Jack KerouacSpencer Tracy as Santiago
Forbes just published an article by Frank Miniter entitled “A Startling Example of How the Politically Correct Currents Pull Strongly Toward Mediocrity.” It starts out asking if Harper Lee’s To Kill a Mockingbird, actually can be watered down for young readers, noting that the great dumbing down of the American mind isn’t just underway, but has become a parody of itself.
The Old Man and the Sea
The KinderGuides’ version of The Old Man and the Sea begins with, “Santiago is an old fisherman who lives in a small village by the sea, on an island called Cuba. Every day he takes his boat far out into the ocean to catch fish. But after 84 days of trolling, he hasn’t caught any fish at all. He is sad.”

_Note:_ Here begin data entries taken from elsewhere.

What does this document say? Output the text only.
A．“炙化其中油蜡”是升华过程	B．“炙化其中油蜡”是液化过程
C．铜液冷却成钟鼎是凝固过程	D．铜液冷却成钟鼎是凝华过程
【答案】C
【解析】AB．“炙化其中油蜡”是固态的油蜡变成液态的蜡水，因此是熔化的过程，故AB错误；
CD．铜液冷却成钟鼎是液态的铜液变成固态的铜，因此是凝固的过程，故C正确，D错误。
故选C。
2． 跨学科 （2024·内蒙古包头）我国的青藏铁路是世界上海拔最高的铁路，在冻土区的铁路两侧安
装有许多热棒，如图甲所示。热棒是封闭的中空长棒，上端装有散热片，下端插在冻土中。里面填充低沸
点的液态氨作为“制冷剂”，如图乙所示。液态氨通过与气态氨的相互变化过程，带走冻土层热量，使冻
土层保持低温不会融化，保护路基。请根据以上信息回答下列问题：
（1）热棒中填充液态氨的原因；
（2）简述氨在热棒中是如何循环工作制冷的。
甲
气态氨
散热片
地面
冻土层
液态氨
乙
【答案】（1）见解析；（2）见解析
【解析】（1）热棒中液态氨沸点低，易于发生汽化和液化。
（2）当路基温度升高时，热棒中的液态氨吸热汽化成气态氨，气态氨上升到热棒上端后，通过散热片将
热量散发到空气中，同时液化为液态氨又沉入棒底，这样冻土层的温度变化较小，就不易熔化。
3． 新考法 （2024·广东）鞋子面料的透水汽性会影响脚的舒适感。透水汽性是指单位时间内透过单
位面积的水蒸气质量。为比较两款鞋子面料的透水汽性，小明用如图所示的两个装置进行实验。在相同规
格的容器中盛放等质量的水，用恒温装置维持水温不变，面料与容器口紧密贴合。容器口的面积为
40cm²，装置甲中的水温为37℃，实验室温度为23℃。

Frank Miniter’s article notes further that The Old Man and the Sea is a concise novella as it is, exploring man’s struggle, not just with a fish, but with his mortality. The prose in the original is hardly difficult. The real Hemingway begins, “He was an old man who fished alone in a skiff in the gulfstream and he had gone eighty-four days now without a fish.” If the word ‘skiff’ is a new and challenging word, there is always the dictionary. At the Forbes article goes on to note, the theme of a man’s struggling, knowing his body is failing him and that inevitably he will be a tragic figure, but that nevertheless he must face his mortality with grace, regardless, is lost in the KinderGuides’ version.
Miniter writes, “Instead of raising children’s knowledge and understanding of these things, this is another example of watering down the education of our youth. Should great paintings also be simplified into cartoon characters? How about plays and music?”